A source with knowledge of the probe said they believe the accounts are “new, organic users” who were likely being suggested prominent Twitter users across Asia to follow when they sign up.
“It’s something we’re keeping an eye on, but for now, it looks like a pretty standard sign-up/onboarding issue,” the source told AFP.
But many experts have been left unconvinced by such explanations.
“Are there really this many new, genuine users joining Twitter, all with the same crude hallmarks of fake accounts?” Raymond Serrato, an expert at Democracy Reporting International who has been monitoring the suspicious accounts, told AFP.
– ‘Like a cancer’ –
The issue of fake users is hugely sensitive for Twitter because a crackdown could severely dent its roughly 330 million audience — the company’s main selling point.
In a 2014 report to the US Securities and Exchange Commission, Twitter estimated some 5-8.5 percent of users were bots.
But Emilio Ferrara, a research professor at the University of Southern California, published research last year suggesting it could be double that: 9-15 percent.
Last week Pew Research Center released a report analysing 1.2 million English language tweets which contained links to popular websites. Two-thirds of the tweets came from suspected bot accounts.
Twitter Audit Report, a third party company that scans people’s followers using software to estimate how many are fake, suggests as many as 16 million of Donald Trump’s 51 million followers are not real people.
Jennifer Grygiel, an expert on social media at Syracuse University, New York, said the US presidential election has provided a blueprint for others to copy.
“Bad actors around the world have really followed the potential of social media to influence the political process,” she told AFP.
Twitter, she said, is a minnow compared to Facebook’s more than two billion users. But it can still be influential because many prominent opinion formers such as journalists, politicians and academics have a major presence on the platform.
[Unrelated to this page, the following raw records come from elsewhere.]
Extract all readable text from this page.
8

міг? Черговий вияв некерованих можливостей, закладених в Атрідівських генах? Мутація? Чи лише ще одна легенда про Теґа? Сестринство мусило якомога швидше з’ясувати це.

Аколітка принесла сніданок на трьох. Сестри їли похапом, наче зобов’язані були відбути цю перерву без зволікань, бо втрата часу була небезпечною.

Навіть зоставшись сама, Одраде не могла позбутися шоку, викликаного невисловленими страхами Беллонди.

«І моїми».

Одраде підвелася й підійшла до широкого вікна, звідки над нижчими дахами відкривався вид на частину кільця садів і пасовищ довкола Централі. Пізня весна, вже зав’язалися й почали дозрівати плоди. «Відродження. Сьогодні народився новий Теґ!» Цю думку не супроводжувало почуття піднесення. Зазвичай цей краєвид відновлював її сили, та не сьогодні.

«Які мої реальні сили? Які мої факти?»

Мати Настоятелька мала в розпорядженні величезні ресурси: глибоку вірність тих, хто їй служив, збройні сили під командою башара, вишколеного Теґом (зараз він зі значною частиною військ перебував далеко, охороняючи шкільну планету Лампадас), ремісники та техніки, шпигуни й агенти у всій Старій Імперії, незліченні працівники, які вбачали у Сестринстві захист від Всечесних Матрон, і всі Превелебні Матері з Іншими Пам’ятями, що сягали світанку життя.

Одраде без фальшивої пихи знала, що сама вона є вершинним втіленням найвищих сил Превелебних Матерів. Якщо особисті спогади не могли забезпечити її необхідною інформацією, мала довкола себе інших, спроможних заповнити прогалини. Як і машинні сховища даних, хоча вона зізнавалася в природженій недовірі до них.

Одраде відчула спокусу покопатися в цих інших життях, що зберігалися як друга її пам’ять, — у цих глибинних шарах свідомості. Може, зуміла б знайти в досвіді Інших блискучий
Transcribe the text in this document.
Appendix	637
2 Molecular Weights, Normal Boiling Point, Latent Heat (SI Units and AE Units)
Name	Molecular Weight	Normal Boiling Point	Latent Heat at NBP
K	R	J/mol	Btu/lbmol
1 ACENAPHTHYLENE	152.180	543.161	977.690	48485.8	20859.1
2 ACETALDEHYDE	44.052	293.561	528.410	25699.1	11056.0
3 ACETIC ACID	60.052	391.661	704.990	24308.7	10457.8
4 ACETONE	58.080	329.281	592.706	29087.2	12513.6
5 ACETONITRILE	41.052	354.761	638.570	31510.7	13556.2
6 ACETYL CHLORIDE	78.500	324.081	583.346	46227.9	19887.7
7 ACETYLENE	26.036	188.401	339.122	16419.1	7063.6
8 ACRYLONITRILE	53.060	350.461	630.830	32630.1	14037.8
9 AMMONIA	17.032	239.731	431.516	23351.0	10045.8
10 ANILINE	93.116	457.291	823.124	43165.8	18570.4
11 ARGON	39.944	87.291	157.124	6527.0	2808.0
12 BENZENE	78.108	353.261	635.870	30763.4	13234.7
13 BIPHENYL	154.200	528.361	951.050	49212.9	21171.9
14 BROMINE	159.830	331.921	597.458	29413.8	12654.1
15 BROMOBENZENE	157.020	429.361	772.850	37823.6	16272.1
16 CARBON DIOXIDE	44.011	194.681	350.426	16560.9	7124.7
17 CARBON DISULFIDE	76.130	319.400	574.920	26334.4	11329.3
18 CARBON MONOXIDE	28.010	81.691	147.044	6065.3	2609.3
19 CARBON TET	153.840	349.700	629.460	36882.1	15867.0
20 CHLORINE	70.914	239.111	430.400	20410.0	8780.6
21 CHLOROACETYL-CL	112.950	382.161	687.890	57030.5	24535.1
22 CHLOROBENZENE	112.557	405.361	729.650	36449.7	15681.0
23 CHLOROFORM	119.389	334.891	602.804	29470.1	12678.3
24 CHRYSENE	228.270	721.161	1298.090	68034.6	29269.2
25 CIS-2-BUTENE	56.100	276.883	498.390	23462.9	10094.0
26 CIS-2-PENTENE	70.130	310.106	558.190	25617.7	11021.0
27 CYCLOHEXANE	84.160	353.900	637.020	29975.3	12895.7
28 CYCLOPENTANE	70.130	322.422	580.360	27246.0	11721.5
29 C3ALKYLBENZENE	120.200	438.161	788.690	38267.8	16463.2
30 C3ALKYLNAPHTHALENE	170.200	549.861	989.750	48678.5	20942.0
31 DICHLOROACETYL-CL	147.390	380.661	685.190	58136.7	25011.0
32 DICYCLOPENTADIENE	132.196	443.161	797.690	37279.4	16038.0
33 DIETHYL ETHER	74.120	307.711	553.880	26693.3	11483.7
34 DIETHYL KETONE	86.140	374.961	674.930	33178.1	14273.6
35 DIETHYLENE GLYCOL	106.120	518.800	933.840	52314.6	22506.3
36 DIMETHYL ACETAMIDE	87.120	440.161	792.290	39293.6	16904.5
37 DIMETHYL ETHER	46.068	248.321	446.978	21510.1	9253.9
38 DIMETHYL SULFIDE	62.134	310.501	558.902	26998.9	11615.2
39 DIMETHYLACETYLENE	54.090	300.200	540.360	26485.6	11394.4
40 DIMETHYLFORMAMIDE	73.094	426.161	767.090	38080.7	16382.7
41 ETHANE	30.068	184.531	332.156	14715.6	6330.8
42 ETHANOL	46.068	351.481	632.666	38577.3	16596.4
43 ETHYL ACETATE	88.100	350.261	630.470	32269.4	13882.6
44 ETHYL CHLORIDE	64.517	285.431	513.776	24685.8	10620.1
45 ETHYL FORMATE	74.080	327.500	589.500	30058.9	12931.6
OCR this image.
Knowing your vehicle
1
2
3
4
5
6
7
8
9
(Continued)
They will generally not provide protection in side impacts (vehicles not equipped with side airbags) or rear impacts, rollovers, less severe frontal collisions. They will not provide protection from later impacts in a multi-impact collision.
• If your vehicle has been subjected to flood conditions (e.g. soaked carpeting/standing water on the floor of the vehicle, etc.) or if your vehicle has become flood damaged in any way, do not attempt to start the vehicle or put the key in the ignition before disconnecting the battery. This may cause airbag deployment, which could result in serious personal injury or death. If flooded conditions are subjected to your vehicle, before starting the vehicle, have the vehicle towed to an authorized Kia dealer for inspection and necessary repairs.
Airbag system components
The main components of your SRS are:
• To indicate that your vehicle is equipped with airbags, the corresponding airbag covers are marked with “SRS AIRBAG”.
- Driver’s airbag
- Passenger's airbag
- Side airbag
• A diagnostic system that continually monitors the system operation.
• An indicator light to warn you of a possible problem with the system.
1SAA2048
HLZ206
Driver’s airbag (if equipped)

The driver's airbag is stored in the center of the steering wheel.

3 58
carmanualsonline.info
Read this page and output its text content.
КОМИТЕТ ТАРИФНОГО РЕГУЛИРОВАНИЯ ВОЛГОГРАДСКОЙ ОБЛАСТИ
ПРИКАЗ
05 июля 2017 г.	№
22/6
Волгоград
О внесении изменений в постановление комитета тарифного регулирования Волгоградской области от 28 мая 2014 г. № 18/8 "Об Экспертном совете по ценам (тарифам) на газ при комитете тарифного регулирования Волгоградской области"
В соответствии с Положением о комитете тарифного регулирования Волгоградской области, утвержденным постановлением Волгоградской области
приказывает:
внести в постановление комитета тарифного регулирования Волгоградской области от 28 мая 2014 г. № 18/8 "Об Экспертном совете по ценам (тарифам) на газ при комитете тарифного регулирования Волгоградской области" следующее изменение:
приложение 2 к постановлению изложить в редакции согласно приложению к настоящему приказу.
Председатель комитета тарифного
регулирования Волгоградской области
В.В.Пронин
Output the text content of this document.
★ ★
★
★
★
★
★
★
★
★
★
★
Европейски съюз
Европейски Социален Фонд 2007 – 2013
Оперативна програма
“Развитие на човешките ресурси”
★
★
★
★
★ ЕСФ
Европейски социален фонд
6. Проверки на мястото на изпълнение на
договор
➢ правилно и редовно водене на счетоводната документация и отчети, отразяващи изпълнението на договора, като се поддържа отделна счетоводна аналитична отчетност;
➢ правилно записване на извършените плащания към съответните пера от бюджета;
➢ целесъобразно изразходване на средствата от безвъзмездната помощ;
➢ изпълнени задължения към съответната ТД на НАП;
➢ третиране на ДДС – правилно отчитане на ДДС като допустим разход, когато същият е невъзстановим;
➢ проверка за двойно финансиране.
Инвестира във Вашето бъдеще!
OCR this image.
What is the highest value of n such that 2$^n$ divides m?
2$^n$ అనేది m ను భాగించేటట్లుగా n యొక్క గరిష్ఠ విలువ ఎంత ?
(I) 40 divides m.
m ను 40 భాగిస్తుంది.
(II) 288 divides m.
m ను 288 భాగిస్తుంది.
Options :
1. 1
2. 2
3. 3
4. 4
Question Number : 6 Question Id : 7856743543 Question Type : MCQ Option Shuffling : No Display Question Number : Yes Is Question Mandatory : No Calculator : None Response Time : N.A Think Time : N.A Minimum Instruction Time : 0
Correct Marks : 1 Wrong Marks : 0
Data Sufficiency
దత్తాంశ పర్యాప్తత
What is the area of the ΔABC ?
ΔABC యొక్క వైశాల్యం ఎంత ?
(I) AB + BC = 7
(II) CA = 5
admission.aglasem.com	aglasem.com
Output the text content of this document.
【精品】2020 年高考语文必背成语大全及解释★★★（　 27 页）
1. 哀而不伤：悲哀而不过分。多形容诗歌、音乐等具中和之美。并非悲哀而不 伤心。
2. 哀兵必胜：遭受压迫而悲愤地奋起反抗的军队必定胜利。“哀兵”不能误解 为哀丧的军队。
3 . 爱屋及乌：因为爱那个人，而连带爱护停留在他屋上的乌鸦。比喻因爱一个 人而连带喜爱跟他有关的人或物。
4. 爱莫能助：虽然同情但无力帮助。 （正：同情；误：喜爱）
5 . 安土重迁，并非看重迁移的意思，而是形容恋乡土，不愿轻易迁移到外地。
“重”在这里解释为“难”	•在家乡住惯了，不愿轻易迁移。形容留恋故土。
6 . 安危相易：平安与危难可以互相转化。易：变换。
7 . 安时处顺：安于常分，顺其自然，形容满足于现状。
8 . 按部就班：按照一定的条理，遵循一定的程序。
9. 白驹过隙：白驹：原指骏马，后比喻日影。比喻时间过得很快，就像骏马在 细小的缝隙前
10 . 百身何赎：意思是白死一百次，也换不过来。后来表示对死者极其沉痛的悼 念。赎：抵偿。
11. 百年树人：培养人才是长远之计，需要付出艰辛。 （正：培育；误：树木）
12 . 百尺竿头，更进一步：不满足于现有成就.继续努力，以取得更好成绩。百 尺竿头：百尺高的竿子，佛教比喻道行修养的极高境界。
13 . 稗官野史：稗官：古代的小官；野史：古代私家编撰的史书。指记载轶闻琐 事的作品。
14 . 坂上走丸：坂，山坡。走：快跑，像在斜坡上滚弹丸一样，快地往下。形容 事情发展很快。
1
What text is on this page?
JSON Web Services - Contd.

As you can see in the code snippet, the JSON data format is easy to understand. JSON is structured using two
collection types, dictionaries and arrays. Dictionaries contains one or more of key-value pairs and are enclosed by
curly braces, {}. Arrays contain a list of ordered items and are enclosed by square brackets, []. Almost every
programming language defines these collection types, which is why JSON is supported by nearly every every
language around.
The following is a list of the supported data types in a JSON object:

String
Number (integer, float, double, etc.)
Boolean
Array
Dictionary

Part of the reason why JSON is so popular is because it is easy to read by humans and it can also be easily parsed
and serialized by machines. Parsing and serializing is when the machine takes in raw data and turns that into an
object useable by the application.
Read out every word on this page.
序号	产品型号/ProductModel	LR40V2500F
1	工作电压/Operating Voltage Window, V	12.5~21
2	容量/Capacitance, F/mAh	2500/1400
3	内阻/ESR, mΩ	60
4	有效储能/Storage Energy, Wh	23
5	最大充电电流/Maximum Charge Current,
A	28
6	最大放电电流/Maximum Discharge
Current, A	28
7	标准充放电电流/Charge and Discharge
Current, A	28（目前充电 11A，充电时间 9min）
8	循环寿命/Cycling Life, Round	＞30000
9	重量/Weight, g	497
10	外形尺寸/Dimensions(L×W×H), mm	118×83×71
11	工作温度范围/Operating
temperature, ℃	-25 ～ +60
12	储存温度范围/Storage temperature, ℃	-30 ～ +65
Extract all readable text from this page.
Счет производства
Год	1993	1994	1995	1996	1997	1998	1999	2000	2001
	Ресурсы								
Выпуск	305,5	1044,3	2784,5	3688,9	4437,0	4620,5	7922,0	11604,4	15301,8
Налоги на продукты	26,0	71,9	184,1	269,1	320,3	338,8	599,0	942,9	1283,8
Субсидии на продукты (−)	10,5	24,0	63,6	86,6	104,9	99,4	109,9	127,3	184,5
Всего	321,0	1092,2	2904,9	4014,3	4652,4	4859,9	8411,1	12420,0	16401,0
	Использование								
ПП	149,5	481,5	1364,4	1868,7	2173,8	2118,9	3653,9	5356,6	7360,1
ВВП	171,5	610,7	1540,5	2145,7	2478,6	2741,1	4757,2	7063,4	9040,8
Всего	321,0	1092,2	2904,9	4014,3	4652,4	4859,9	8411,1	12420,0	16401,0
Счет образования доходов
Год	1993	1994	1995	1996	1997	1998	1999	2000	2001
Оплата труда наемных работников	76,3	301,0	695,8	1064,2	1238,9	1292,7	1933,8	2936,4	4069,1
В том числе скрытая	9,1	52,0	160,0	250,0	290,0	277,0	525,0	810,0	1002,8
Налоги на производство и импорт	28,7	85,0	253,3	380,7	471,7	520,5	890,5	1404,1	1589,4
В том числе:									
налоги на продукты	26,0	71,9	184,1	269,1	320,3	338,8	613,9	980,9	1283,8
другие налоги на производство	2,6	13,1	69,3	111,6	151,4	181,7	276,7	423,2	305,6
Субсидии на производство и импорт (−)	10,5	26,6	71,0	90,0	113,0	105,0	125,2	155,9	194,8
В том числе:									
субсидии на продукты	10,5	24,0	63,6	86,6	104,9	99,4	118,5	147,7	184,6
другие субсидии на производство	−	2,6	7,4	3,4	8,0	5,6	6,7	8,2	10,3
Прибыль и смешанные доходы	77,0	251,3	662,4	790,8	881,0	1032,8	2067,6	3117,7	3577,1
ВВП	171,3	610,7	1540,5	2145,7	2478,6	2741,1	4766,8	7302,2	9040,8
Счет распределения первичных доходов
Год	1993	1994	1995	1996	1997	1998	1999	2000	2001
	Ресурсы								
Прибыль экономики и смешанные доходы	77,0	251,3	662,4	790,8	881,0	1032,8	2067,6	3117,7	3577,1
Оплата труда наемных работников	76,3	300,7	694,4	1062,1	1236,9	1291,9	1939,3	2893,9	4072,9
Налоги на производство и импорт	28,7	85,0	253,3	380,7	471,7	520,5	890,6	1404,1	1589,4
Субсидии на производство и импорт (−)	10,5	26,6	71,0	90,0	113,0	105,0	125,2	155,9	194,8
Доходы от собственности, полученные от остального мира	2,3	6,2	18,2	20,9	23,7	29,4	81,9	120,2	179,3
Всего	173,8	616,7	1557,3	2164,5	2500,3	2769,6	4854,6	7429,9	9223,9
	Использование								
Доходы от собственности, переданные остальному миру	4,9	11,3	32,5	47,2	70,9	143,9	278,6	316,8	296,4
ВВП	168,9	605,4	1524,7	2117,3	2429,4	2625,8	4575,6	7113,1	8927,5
“If you can get information within this population, then you’ve scored,” she said.
Serrato, from Democracy Reporting International, said the fake accounts could still pose a threat even if they are currently inactive.
“The accounts can be used at a later date to amplify certain tweets, hijack hashtags, or harass people,” he said.
Grygiel used a more blunt metaphor.
“The risk is the accounts are sitting there like a cancer,” she said.